Optimizing word count - hash

(This is rather hypothetical in nature as of right now, so I don't have too many details to offer.)
I have a flat file of random (English) words, one on each line. I need to write an efficient program to count the number of occurrences of each word. The file is big (perhaps about 1GB), but I have plenty of RAM for everything. They're stored on permanent media, so read speeds are slow, so I need to just read through it once linearly.
My two off-the-top-of-my-head ideas were to use a hash with words => no. of occurrences, or a trie with the no. of occurrences at the end node. I have enough RAM for a hash array, but I'm thinking that a trie would have as fast or faster lookups.
What approach would be best?

I think a trie with the count as the leaves could be faster.
Any decent hash table implementation will require reading the word fully, processing it using a hash function, and finally, a look-up in the table.
A trie can be implemented such that the search occurs as you are reading the word. This way, rather than doing a full look-up of the word, you could often find yourself skipping characters once you've established the unique word prefix.
For example, if you've read the characters: "torto", a trie would know that the only possible word that starts this way is tortoise.
If you can perform this inline searching faster on a word faster than the hashing algorithm can hash, you should be able to be faster.
However, this is total overkill. I rambled on since you said it was purely hypothetical, I figured you'd like a hypothetical-type of answer. Go with the most maintainable solution that performs the task in a reasonable amount of time. Micro-optimizations typically waste more time in man-hours than they save in CPU-hours.

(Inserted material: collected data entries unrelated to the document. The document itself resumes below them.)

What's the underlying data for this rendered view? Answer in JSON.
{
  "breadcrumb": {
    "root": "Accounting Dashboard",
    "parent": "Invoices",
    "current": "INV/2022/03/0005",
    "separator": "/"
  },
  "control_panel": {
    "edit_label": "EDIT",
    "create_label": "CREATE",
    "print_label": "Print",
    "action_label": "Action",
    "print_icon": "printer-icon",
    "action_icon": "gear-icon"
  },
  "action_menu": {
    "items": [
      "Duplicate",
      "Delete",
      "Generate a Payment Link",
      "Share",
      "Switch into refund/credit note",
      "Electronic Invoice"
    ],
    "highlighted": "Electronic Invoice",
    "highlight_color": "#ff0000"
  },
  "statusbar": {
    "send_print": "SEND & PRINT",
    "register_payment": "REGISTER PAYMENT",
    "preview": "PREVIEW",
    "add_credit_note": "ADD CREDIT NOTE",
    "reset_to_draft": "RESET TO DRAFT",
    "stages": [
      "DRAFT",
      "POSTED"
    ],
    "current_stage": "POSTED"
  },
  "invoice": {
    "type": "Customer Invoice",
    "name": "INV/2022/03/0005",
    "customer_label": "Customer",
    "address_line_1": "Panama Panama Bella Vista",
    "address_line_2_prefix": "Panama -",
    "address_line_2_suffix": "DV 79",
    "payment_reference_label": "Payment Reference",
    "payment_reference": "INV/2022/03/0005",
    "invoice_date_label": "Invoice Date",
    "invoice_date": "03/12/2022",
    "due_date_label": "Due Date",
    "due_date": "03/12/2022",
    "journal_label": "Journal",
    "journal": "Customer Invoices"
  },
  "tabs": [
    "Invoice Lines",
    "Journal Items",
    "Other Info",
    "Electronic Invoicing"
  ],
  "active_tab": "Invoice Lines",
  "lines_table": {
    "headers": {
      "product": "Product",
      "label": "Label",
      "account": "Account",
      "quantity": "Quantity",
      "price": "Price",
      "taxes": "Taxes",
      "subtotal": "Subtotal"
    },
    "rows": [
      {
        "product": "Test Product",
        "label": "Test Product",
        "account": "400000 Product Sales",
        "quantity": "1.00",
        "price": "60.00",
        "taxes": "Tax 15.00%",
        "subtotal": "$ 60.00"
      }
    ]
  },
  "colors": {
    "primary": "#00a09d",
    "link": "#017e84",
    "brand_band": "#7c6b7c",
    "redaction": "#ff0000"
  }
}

I'd use a Dictionary object where the key is word converted to lower case and the value is the count. If the dictionary doesn't contain the word, add it with a value of 1. If it does contain the word, increment the value.

Given slow reading, it's probably not going to make any noticeable difference. The overall time will be completely dominated by the time to read the data anyway, so that's what you should work at optimizing. For the algorithm (mostly data structure, really) in memory, just use whatever happens to be most convenient in the language you find most comfortable.

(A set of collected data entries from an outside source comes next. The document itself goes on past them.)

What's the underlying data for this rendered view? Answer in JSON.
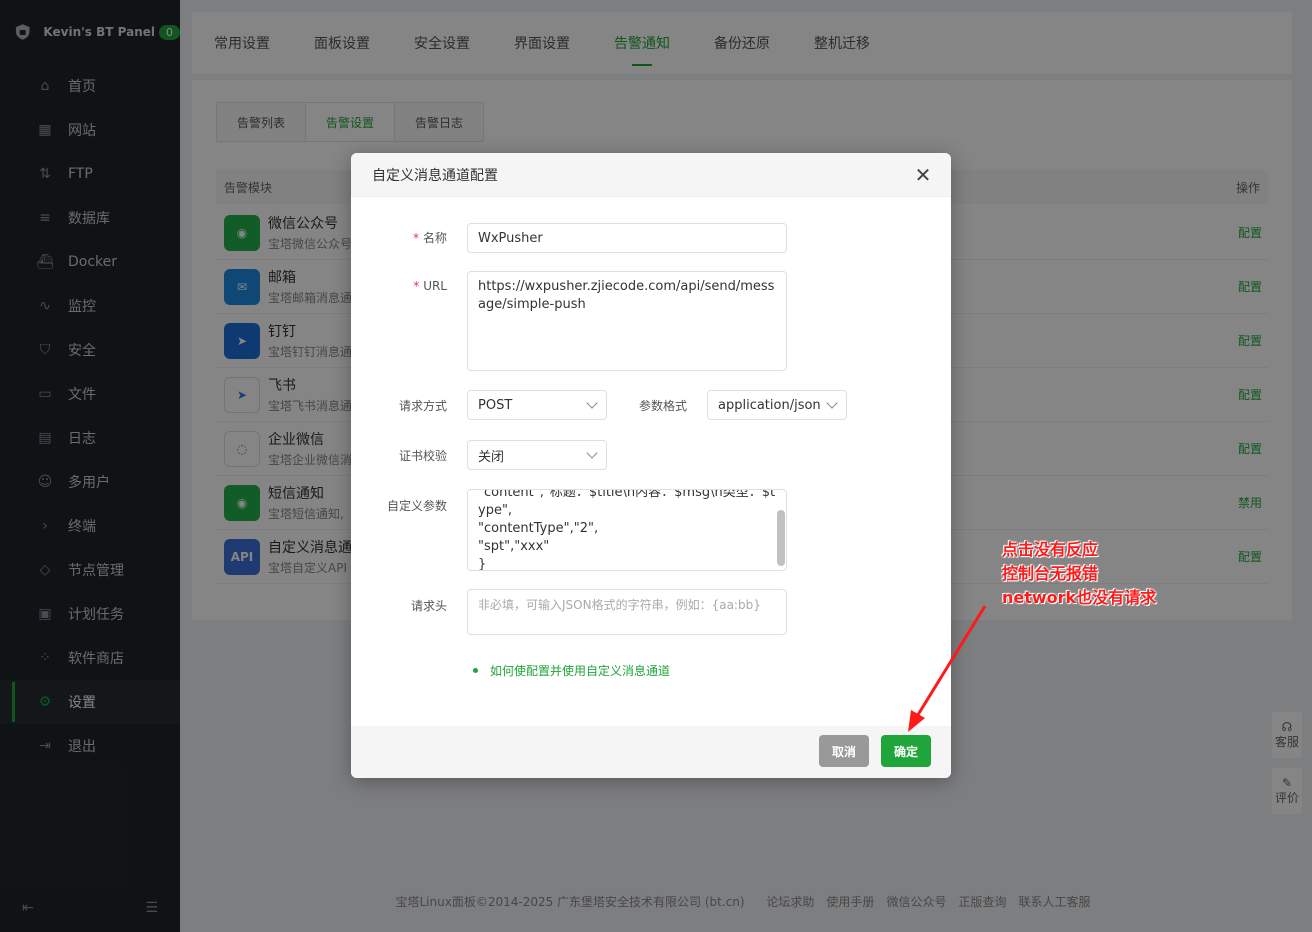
{
  "sidebar": {
    "brand": "Kevin's BT Panel",
    "badge": "0",
    "items": [
      {
        "label": "首页",
        "icon": "home-icon"
      },
      {
        "label": "网站",
        "icon": "website-icon"
      },
      {
        "label": "FTP",
        "icon": "ftp-icon"
      },
      {
        "label": "数据库",
        "icon": "database-icon"
      },
      {
        "label": "Docker",
        "icon": "docker-icon"
      },
      {
        "label": "监控",
        "icon": "monitor-icon"
      },
      {
        "label": "安全",
        "icon": "shield-icon"
      },
      {
        "label": "文件",
        "icon": "folder-icon"
      },
      {
        "label": "日志",
        "icon": "log-icon"
      },
      {
        "label": "多用户",
        "icon": "users-icon"
      },
      {
        "label": "终端",
        "icon": "terminal-icon"
      },
      {
        "label": "节点管理",
        "icon": "node-icon"
      },
      {
        "label": "计划任务",
        "icon": "calendar-icon"
      },
      {
        "label": "软件商店",
        "icon": "store-icon"
      },
      {
        "label": "设置",
        "icon": "gear-icon"
      },
      {
        "label": "退出",
        "icon": "logout-icon"
      }
    ],
    "active_index": 14
  },
  "top_tabs": [
    "常用设置",
    "面板设置",
    "安全设置",
    "界面设置",
    "告警通知",
    "备份还原",
    "整机迁移"
  ],
  "top_tabs_active": 4,
  "sub_tabs": [
    "告警列表",
    "告警设置",
    "告警日志"
  ],
  "sub_tabs_active": 1,
  "table": {
    "col_module": "告警模块",
    "col_action": "操作",
    "rows": [
      {
        "title": "微信公众号",
        "desc": "宝塔微信公众号",
        "action": "配置",
        "color": "#22b14c",
        "glyph": "◉"
      },
      {
        "title": "邮箱",
        "desc": "宝塔邮箱消息通",
        "action": "配置",
        "color": "#1e88e5",
        "glyph": "✉"
      },
      {
        "title": "钉钉",
        "desc": "宝塔钉钉消息通",
        "action": "配置",
        "color": "#1e6fd9",
        "glyph": "➤"
      },
      {
        "title": "飞书",
        "desc": "宝塔飞书消息通",
        "action": "配置",
        "color": "#ffffff",
        "glyph": "➤"
      },
      {
        "title": "企业微信",
        "desc": "宝塔企业微信消",
        "action": "配置",
        "color": "#ffffff",
        "glyph": "◌"
      },
      {
        "title": "短信通知",
        "desc": "宝塔短信通知,",
        "action": "禁用",
        "color": "#22b14c",
        "glyph": "◉"
      },
      {
        "title": "自定义消息通",
        "desc": "宝塔自定义API",
        "action": "配置",
        "color": "#3b6fd6",
        "glyph": "API"
      }
    ]
  },
  "footer": {
    "copyright": "宝塔Linux面板©2014-2025 广东堡塔安全技术有限公司 (bt.cn)",
    "links": [
      "论坛求助",
      "使用手册",
      "微信公众号",
      "正版查询",
      "联系人工客服"
    ]
  },
  "float_buttons": [
    "客服",
    "评价"
  ],
  "modal": {
    "title": "自定义消息通道配置",
    "name_label": "名称",
    "name_value": "WxPusher",
    "url_label": "URL",
    "url_value": "https://wxpusher.zjiecode.com/api/send/message/simple-push",
    "method_label": "请求方式",
    "method_value": "POST",
    "format_label": "参数格式",
    "format_value": "application/json",
    "cert_label": "证书校验",
    "cert_value": "关闭",
    "params_label": "自定义参数",
    "params_value": "\"content\",\"标题：$title\\n内容：$msg\\n类型：$type\",\n\"contentType\",\"2\",\n\"spt\",\"xxx\"\n}",
    "headers_label": "请求头",
    "headers_placeholder": "非必填，可输入JSON格式的字符串，例如：{aa:bb}",
    "help_link": "如何使配置并使用自定义消息通道",
    "cancel": "取消",
    "ok": "确定"
  },
  "annotation": {
    "line1": "点击没有反应",
    "line2": "控制台无报错",
    "line3": "network也没有请求",
    "color": "#ff1a1a"
  }
}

A hash table is (if done right, and you said you had lots of RAM) O(1) to count a particular word, while a trie is going to be O(n) where n is the length of the word.
With a sufficiently large hash space, you'll get much better performance from a hash table than from a trie.

I think that a trie is overkill for your use case. A hash of word => # of occurrences is exactly what I would use. Even using a slow interpreted language like Perl, you can munge a 1GB file this way in just a few minutes. (I've done this before.)

I have enough RAM for a hash array, but I'm thinking that a trie would have as fast or faster lookups.
How many times will this code be run? If you're just doing it once, I'd say optimize for your time rather than your CPU's time, and just do whatever's fastest to implement (within reason). If you have a standard library function that implements a key-value interface, just use that.
If you're doing it many times, then grab a subset (or several subsets) of the data file, and benchmark your options. Without knowing more about your data set, it'd be dubious to recommend one over another.

Use Python!
Add these elements to a set data type as you go line by line, before asking whether it is in the hash table. After you know it is in the set, then add a dictionary value of 2, since you already added it to the set once before.
This will take some of the memory and computation away from asking the dictionary every single time, and instead will handle unique valued words better, at the end of the call just dump all the words that are not in the dictionary out of the set with a value of 1. (Intersect the two collections in respect to the set)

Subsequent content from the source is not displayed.